Зина как-то нервно настроена, часто и отрывисто смеется, быстро оглядывается по сторонам и почему-то избегает встречаться со мной глазами. Её нервность волнует, возбуждает меня. Я тоже часто смеюсь и, должно быть, говорю смешные вещи, потому что она кажется чрезвычайно веселой…

Вот раздаются звуки мазурки, она живо схватывает мою руку и умоляющим голосом спрашивает:

— Вы совсем, совсем не танцуете?

— Когда-то танцевал; вероятно, уже успел позабыть…

— Ах, нет, наверно не забыли… Пойдемте, один тур…

Я пробую отделаться шуткой:

— А как же Володя Турцевич?

— Бог с ним, — говорит она, поднимаясь, и загадочно улыбается.

Я тоже встаю.

Она в белом, слегка декольтированном, платье, с обнаженными до плеч руками. Белизна окутывающего ее газа окружает ее как будто облаком, прохладным, чистым и сияющим. Я беру её руку и тихо говорю ей:

— Вы такая чистая и белая… Я назвал бы вас утренним инеем…

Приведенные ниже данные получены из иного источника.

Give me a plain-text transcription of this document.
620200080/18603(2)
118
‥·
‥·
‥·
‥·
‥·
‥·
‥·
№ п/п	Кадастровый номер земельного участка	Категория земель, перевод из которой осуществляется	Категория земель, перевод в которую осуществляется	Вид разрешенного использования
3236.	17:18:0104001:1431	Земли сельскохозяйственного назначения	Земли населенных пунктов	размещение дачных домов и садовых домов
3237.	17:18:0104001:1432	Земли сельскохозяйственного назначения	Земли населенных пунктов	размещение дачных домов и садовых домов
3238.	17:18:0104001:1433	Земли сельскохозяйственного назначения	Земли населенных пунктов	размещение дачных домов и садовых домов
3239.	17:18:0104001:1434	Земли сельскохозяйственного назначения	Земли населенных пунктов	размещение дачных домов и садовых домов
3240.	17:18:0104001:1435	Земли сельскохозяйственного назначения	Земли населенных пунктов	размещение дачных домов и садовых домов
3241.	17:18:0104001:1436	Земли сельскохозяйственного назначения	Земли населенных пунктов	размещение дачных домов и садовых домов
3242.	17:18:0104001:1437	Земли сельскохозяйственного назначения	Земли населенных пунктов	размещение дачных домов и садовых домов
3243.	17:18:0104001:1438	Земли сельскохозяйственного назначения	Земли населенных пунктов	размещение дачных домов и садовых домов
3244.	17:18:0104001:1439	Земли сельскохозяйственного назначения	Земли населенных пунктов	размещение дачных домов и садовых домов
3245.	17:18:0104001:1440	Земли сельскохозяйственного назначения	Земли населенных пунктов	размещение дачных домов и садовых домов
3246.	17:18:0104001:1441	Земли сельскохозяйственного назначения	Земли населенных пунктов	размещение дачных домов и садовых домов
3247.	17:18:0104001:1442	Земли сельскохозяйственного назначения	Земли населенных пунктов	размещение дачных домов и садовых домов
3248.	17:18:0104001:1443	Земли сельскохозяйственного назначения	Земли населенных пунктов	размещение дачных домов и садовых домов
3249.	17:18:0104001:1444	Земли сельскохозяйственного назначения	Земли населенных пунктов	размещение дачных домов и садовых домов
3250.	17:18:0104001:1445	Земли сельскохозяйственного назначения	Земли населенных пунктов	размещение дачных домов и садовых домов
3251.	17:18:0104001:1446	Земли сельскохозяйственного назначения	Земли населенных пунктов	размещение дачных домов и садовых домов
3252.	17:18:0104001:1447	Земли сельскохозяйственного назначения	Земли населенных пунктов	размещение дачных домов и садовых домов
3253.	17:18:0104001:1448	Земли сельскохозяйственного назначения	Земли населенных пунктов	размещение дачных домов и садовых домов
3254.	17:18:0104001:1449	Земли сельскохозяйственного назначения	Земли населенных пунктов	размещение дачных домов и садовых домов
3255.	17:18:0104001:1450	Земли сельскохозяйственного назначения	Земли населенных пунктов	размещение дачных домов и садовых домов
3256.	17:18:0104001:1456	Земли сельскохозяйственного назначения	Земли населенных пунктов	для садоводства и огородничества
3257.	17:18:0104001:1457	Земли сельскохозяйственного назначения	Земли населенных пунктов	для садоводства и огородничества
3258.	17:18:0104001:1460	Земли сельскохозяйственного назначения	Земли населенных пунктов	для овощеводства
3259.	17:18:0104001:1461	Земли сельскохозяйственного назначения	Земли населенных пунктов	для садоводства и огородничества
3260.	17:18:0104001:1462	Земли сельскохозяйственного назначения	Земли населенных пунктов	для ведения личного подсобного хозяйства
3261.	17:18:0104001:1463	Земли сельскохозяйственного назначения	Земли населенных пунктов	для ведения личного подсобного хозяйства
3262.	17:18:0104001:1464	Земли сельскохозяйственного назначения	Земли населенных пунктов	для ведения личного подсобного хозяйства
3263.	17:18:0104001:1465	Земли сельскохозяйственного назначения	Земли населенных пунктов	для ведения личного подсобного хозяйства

Она благодарно и смущенно смеется.

Вам, наверно, холодно со мной?

— Бррр, как холодно!..

Мы срываемся с места и несемся. При повороте в конце залы я вижу Володю Турцевича, стоящего в углу со скрещенными на груди руками. Он бледен, кусает себе губы и смотрит на нас хмуро, сердито.

Зина порхает, как бабочка, и когда я обнимаю ее за талию, мне кажется, что она сейчас рассеется, как облако, и у меня в руках ничего не останется. Лицо её горит, глаза сияют…

В антракте, после мазурки, к нам подходит Турцевич. Он имеет решительный вид и продолжат держать руки скрещенными на груди.

— Вы со мной танцуете вальс, говорит он почти утвердительно, глядя в упор на Зину.

Зина вспыхивает и сердито отворачивает от него лицо.

— Нет, я уже обещала, — говорит она, хмуря брови.

— Кому?

Меня начинает раздражать назойливость этого молодого человека.

— Я думаю. — говорю я, ободренный взглядам Зины: — что m-lle Каменева имеет право не отдавать вам отчета в своих поступках …

Турцевич окидывает меня уничтожающим взглядом и цедит сквозь зубы: Посторонним вход воспрещается…

Это, вер0ятн0, должно означать, что я не должен вмешиваться в его разговор с Зиной. Я чрезвычайно вежливо улыбаюсь и спокойно возражаю:

— Мне кажется, что в данную минуту этим посторонним являетесь вы…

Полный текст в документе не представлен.